Question 2: Was a very dim child tasked with coming up with these names?
If they wanted logic to prevail, the Tetris creators could’ve just named this block a Reverse Orange Ricky, given that that is precisely what it is. But no, they instead went for a stupid name for a stupid block. It should be called a rich person’s couch, or two thirds of an uppercase ‘L’. I don’t know. I don’t really have a better option right now. It’s just very silly and nobody would ever remember that it’s called Blue Ricky. That is the name of a very spicy sex position, probably.
Teewee
Question 1: Is a Teewee the teacher’s version of a Shewee?
Question 2: Is this all just a practical joke at this point?
That is a ‘T’, or a cross, or a boner. It is not a teewee, whatever that is. This Tetris piece is three quarters of a plus sign. It usually fucks up the game because you can’t get it turned around in time to have the intended outcome. It is a jester of a Tetris block. Teewee is a prick. I hate him with my life.
Cleveland Z
Question 1: What?
Question 2: Do you pronounce it ‘zee’ or ‘zed’?
Of course! The Cleveland Z! Also known as the ‘Z’. Perhaps it originated in Cleveland, this little guy. Worked hard at school, got into a good college, came away with a good degree and then fulfilled its dreams of being a Tetris puzzle piece. Rather than using its birth name (Ricky), it has opted for its hometown to finally put it on the map.

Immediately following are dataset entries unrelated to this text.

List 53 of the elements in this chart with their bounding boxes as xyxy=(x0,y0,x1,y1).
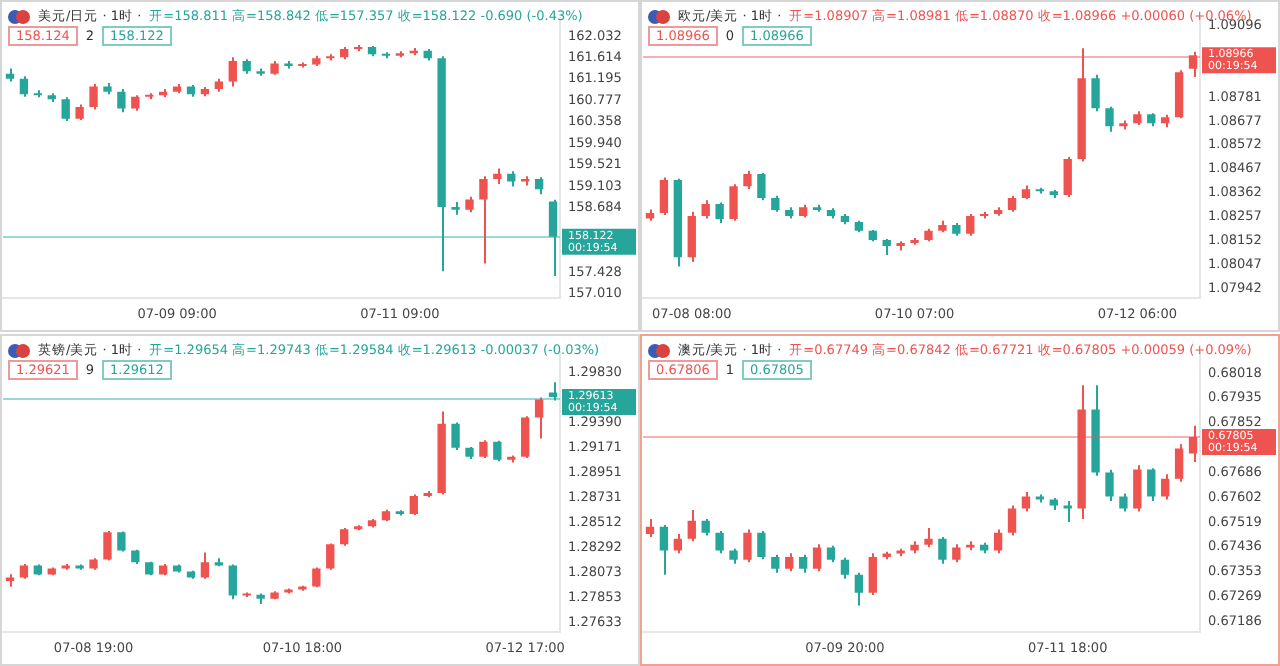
candlestick xyxy=(117,530,126,553)
candlestick xyxy=(1174,69,1184,120)
candlestick xyxy=(1063,500,1072,523)
candlestick xyxy=(993,528,1003,555)
candlestick xyxy=(812,543,822,573)
candlestick xyxy=(868,552,877,597)
candlestick xyxy=(493,439,502,463)
candlestick xyxy=(938,535,947,565)
candlestick xyxy=(1174,443,1184,483)
candlestick xyxy=(1091,73,1100,113)
candlestick xyxy=(548,381,558,402)
candlestick xyxy=(409,493,418,516)
candlestick xyxy=(1105,105,1114,133)
candlestick xyxy=(757,171,766,202)
candlestick xyxy=(1133,464,1142,513)
candlestick xyxy=(743,528,752,564)
candlestick xyxy=(1007,504,1017,537)
candlestick xyxy=(840,556,850,580)
candlestick xyxy=(228,56,237,88)
candlestick xyxy=(117,88,126,114)
candlestick xyxy=(673,532,683,555)
candlestick xyxy=(1188,50,1198,79)
candlestick xyxy=(659,523,669,576)
candlestick xyxy=(103,529,112,562)
candlestick xyxy=(1105,468,1114,503)
candlestick xyxy=(687,210,696,263)
candlestick xyxy=(715,201,724,225)
candlestick xyxy=(1147,467,1156,503)
candlestick xyxy=(924,526,933,549)
candlestick xyxy=(701,199,710,220)
candlestick xyxy=(715,529,724,555)
candlestick xyxy=(659,176,669,216)
candlestick xyxy=(548,198,558,277)
candlestick xyxy=(854,571,864,607)
candlestick xyxy=(1021,491,1031,513)
candlestick xyxy=(451,421,460,451)
candlestick xyxy=(479,175,488,265)
candlestick xyxy=(200,551,210,580)
candlestick xyxy=(729,183,738,222)
candlestick xyxy=(89,82,98,111)
candlestick xyxy=(534,396,544,440)
candlestick xyxy=(743,169,752,190)
candlestick xyxy=(326,542,335,571)
candlestick xyxy=(1161,473,1170,501)
candlestick xyxy=(687,509,696,543)
candlestick xyxy=(228,563,237,601)
candlestick xyxy=(1188,424,1198,463)
candlestick xyxy=(521,415,530,459)
candlestick xyxy=(61,96,70,122)
candlestick xyxy=(966,212,975,237)
candlestick xyxy=(757,529,766,561)
candlestick xyxy=(19,75,29,98)
candlestick xyxy=(1063,155,1072,198)
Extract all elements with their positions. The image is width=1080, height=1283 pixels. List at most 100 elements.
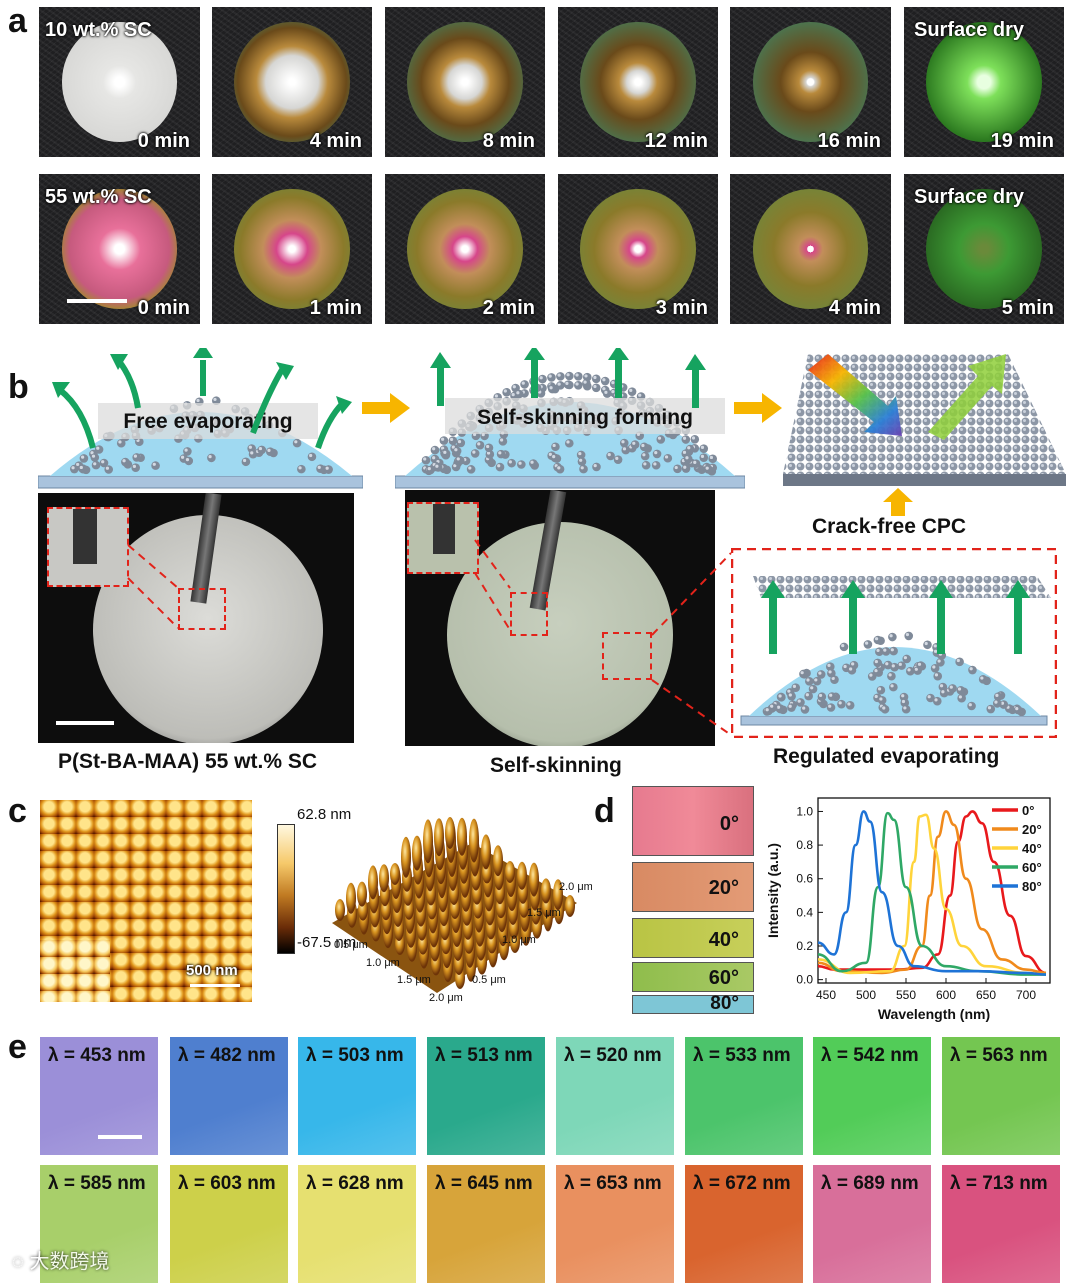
wavelength-label: λ = 689 nm: [821, 1173, 919, 1194]
wavelength-label: λ = 533 nm: [693, 1045, 791, 1066]
wavelength-label: λ = 645 nm: [435, 1173, 533, 1194]
droplet: [752, 22, 869, 142]
panel-label-d: d: [594, 792, 615, 830]
time-label: 3 min: [655, 297, 708, 319]
angle-swatch-60: 60°: [632, 962, 754, 992]
droplet-photo: 12 min: [558, 7, 718, 157]
color-swatch: λ = 503 nm: [298, 1037, 416, 1155]
watermark: ◌ 大数跨境: [12, 1251, 110, 1273]
y-tick-label: 0.0: [796, 973, 813, 987]
color-swatch: λ = 563 nm: [942, 1037, 1060, 1155]
color-swatch: λ = 513 nm: [427, 1037, 545, 1155]
x-tick-label: 700: [1016, 988, 1036, 1002]
petri-dish-photo-middle: [405, 490, 715, 746]
time-label: 1 min: [309, 297, 362, 319]
axis-x-tick: 0.5 μm: [334, 939, 368, 951]
droplet-photo: 8 min: [385, 7, 545, 157]
y-axis-label: Intensity (a.u.): [765, 843, 781, 938]
droplet-photo: 4 min: [212, 7, 372, 157]
wavelength-label: λ = 563 nm: [950, 1045, 1048, 1066]
y-tick-label: 0.8: [796, 838, 813, 852]
legend-label: 80°: [1022, 879, 1042, 894]
watermark-logo-icon: ◌: [12, 1251, 30, 1273]
series-line: [817, 813, 1047, 976]
plot-frame: [817, 797, 1051, 984]
free-evaporating-diagram: Free evaporating: [38, 348, 363, 489]
wavelength-label: λ = 503 nm: [306, 1045, 404, 1066]
droplet-photo: 4 min: [730, 174, 891, 324]
color-swatch: λ = 672 nm: [685, 1165, 803, 1283]
scalebar-label: 500 nm: [186, 962, 238, 979]
x-tick-label: 450: [816, 988, 836, 1002]
series-line: [817, 810, 1047, 976]
time-label: 2 min: [482, 297, 535, 319]
caption-left: P(St-BA-MAA) 55 wt.% SC: [58, 750, 318, 773]
surface-dry-label: Surface dry: [914, 186, 1025, 208]
droplet-photo: 3 min: [558, 174, 718, 324]
crack-free-cpc-film: [783, 354, 1066, 486]
wavelength-label: λ = 713 nm: [950, 1173, 1048, 1194]
wavelength-label: λ = 542 nm: [821, 1045, 919, 1066]
self-skinning-diagram: Self-skinning forming: [395, 348, 745, 489]
wavelength-label: λ = 520 nm: [564, 1045, 662, 1066]
angle-swatch-20: 20°: [632, 862, 754, 912]
free-evaporating-label: Free evaporating: [123, 410, 292, 433]
color-swatch: λ = 645 nm: [427, 1165, 545, 1283]
colorbar-min-label: -67.5 nm: [297, 934, 357, 951]
crack-free-cpc-label: Crack-free CPC: [812, 515, 967, 538]
wavelength-label: λ = 482 nm: [178, 1045, 276, 1066]
concentration-label: 55 wt.% SC: [45, 186, 152, 208]
x-tick-label: 500: [856, 988, 876, 1002]
droplet-photo: 0 min 55 wt.% SC: [39, 174, 200, 324]
droplet: [407, 189, 523, 309]
legend-label: 60°: [1022, 860, 1042, 875]
arrow-up-icon: [883, 488, 913, 516]
axis-x-tick: 2.0 μm: [429, 992, 463, 1004]
legend-label: 0°: [1022, 803, 1034, 818]
x-axis-label: Wavelength (nm): [878, 1006, 990, 1022]
color-swatch: λ = 520 nm: [556, 1037, 674, 1155]
droplet-photo: 19 min Surface dry: [904, 7, 1064, 157]
x-tick-label: 550: [896, 988, 916, 1002]
axis-x-tick: 1.5 μm: [397, 974, 431, 986]
droplet: [926, 189, 1042, 309]
wavelength-label: λ = 603 nm: [178, 1173, 276, 1194]
time-label: 4 min: [309, 130, 362, 152]
time-label: 5 min: [1001, 297, 1054, 319]
droplet-photo: 2 min: [385, 174, 545, 324]
arrow-right-icon-1: [362, 393, 410, 423]
color-swatch: λ = 653 nm: [556, 1165, 674, 1283]
droplet: [61, 22, 178, 142]
colorbar-max-label: 62.8 nm: [297, 806, 352, 823]
height-colorbar: [277, 824, 295, 954]
droplet-photo: 1 min: [212, 174, 372, 324]
droplet: [234, 22, 350, 142]
color-swatch: λ = 453 nm: [40, 1037, 158, 1155]
wavelength-label: λ = 672 nm: [693, 1173, 791, 1194]
time-label: 4 min: [828, 297, 881, 319]
y-tick-label: 0.2: [796, 939, 813, 953]
color-swatch: λ = 585 nm: [40, 1165, 158, 1283]
wavelength-label: λ = 653 nm: [564, 1173, 662, 1194]
color-swatch: λ = 533 nm: [685, 1037, 803, 1155]
petri-dish-photo-left: [38, 493, 354, 743]
angle-swatch-0: 0°: [632, 786, 754, 856]
time-label: 16 min: [817, 130, 881, 152]
axis-x-tick: 1.0 μm: [366, 957, 400, 969]
time-label: 8 min: [482, 130, 535, 152]
afm-height-image: 500 nm: [40, 800, 252, 1002]
legend-label: 40°: [1022, 841, 1042, 856]
droplet: [407, 22, 523, 142]
color-swatch: λ = 542 nm: [813, 1037, 931, 1155]
time-label: 19 min: [990, 130, 1054, 152]
surface-dry-label: Surface dry: [914, 19, 1025, 41]
wavelength-label: λ = 585 nm: [48, 1173, 146, 1194]
afm-3d-surface: 0.5 μm 1.0 μm 1.5 μm 2.0 μm 0.5 μm 1.0 μ…: [332, 817, 592, 1004]
droplet-photo: 5 min Surface dry: [904, 174, 1064, 324]
x-tick-label: 650: [976, 988, 996, 1002]
concentration-label: 10 wt.% SC: [45, 19, 152, 41]
color-swatch: λ = 713 nm: [942, 1165, 1060, 1283]
arrow-right-icon-2: [734, 393, 782, 423]
caption-right: Regulated evaporating: [773, 745, 1000, 768]
axis-y-tick: 2.0 μm: [559, 881, 592, 893]
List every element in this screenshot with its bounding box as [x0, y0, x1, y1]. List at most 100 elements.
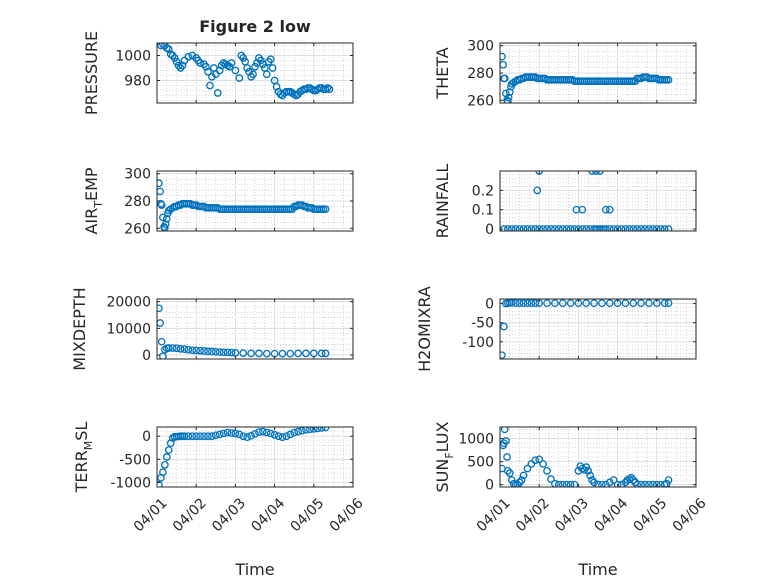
data-point: [633, 225, 642, 231]
subplot-grid: 980 1000 PRESSURE Figure 2 low 260 280 300 THET…: [70, 17, 710, 579]
data-point: [325, 85, 334, 94]
data-point: [180, 345, 189, 353]
data-point: [500, 74, 509, 83]
data-point: [160, 224, 169, 231]
x-tick-label: 04/04: [248, 495, 288, 535]
data-point: [170, 54, 179, 62]
data-point: [196, 432, 204, 441]
data-point: [504, 93, 513, 102]
data-point: [239, 54, 248, 62]
data-point: [219, 348, 228, 357]
data-point: [505, 469, 514, 478]
data-point: [268, 64, 277, 72]
data-point: [215, 430, 224, 439]
data-point: [204, 432, 212, 441]
data-point: [605, 478, 614, 487]
data-point: [184, 345, 193, 354]
data-point: [180, 432, 189, 441]
data-point: [617, 480, 626, 487]
data-point: [523, 299, 532, 308]
data-point: [562, 480, 571, 487]
y-tick-label: 0: [142, 429, 151, 445]
y-tick-label: 1000: [458, 432, 494, 448]
data-point: [213, 89, 222, 97]
x-tick-label: 04/02: [513, 495, 553, 535]
data-point: [592, 225, 600, 231]
data-point: [159, 213, 167, 222]
data-point: [247, 431, 255, 440]
data-point: [500, 322, 508, 331]
data-point: [321, 205, 330, 214]
subplot-theta: 260 280 300 THETA: [433, 39, 697, 109]
data-point: [502, 436, 510, 445]
data-point: [243, 64, 252, 72]
data-point: [558, 480, 567, 487]
data-point: [660, 225, 669, 231]
data-point: [247, 349, 255, 358]
data-point: [204, 67, 212, 76]
data-point: [302, 349, 310, 358]
data-point: [637, 225, 645, 231]
y-axis-label: PRESSURE: [82, 31, 101, 115]
data-point: [600, 225, 608, 231]
y-tick-label: 500: [467, 455, 494, 471]
data-point: [200, 347, 208, 355]
data-point: [590, 299, 598, 308]
data-point: [578, 225, 587, 231]
data-point: [505, 88, 514, 96]
data-point: [507, 225, 516, 231]
data-point: [278, 349, 287, 358]
data-point: [621, 225, 630, 231]
data-point: [266, 429, 275, 438]
data-point: [625, 225, 634, 231]
data-point: [605, 205, 614, 214]
data-point: [609, 476, 618, 484]
subplot-mixdepth: 0 10000 20000 MIXDEPTH: [70, 287, 354, 371]
data-point: [523, 464, 532, 473]
data-point: [249, 70, 257, 79]
data-point: [235, 74, 244, 82]
data-point: [531, 456, 540, 465]
data-point: [157, 201, 166, 209]
data-point: [157, 187, 164, 196]
data-point: [255, 349, 263, 358]
data-point: [613, 480, 622, 487]
data-point: [527, 299, 536, 308]
data-point: [172, 57, 181, 66]
data-point: [225, 62, 234, 71]
data-point: [294, 349, 302, 358]
subplot-pressure: 980 1000 PRESSURE Figure 2 low: [82, 17, 354, 115]
data-point: [161, 220, 170, 229]
data-point: [511, 299, 520, 308]
data-point: [588, 476, 596, 484]
data-point: [566, 225, 575, 231]
series-points: [157, 43, 334, 100]
data-point: [200, 432, 208, 441]
data-point: [617, 225, 626, 231]
axes-box: [499, 170, 697, 232]
data-point: [282, 432, 291, 441]
data-point: [231, 429, 240, 438]
x-tick-label: 04/05: [631, 495, 671, 535]
x-tick-label: 04/03: [209, 495, 249, 535]
axes-box: [156, 426, 354, 488]
data-point: [162, 453, 171, 461]
x-tick-label: 04/06: [670, 495, 710, 535]
data-point: [517, 476, 526, 484]
data-point: [594, 480, 602, 487]
data-point: [317, 427, 326, 432]
data-point: [321, 349, 330, 358]
data-point: [302, 427, 310, 434]
data-point: [227, 59, 236, 67]
data-point: [257, 56, 265, 65]
data-point: [306, 427, 314, 434]
y-tick-label: 20000: [106, 295, 151, 311]
x-tick-label: 04/06: [327, 495, 367, 535]
series-points: [157, 179, 330, 231]
data-point: [637, 480, 645, 487]
data-point: [235, 430, 244, 439]
y-tick-label: 300: [124, 167, 151, 183]
data-point: [309, 427, 318, 433]
y-tick-label: 0: [485, 222, 494, 238]
data-point: [255, 428, 263, 436]
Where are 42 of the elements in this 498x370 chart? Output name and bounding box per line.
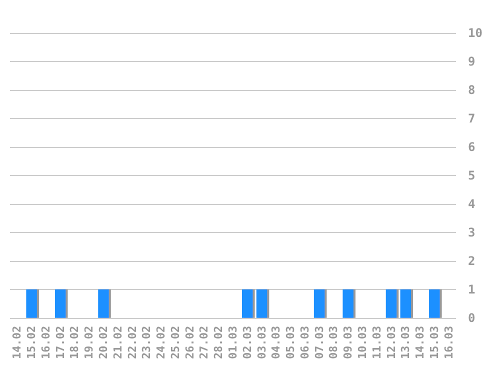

When you think about it, do Tetris pieces even need names? We all just call them what we want anyway, like every member of the Nolan Sisters. You follow your heart, going with what feels right. Tetris doesn’t need to be formalised. I hate this.
Smashboy
Question 1: What is a Smashboy?
Question 2: Did a square name this?
Smashboy – a boy who smashes, or a smash that is a boy? Smash is a type of instant mashed potato, which means this block is made of mashed potato, logically. It is also a boy, not that gender matters when you’re playing Tetris. Out of curiosity, what gender do you assign to the other Tetris pieces? Submit your answers at the bottom, please.
Regardless of its stupid-as-heck name, Smashboy is arguably the best Tetris block you can receive. He fits into most places and gives you a fully-rounded outcome. Other names for this guy are square, block, accurate depiction of The Rock’s body type, wombat droppings (they poop cubes) and / or fudge. NO further questions on this matter, thank you.
Rhode Island Z
Question 1: This is definitely all just a joke, isn’t it?
Question 2: Is Tetris playing us now?
It’s not even a ‘Z’, it’s backwards. It’s a ‘Z’ looking in the mirror, checking out its form after another gruelling gym session, frustrated by the lack of any immediate progress in its body, trying to be patient but struggling to stay focussed with such a lack of visible results.
Why does Rhode Island even come into it? I looked up Cleveland and Rhode Island maps and neither areas are shaped like these Tetris blocks. Someone is having a laugh. This is a scam. I am never playing Tetris again. I hate the internet. Goodbye.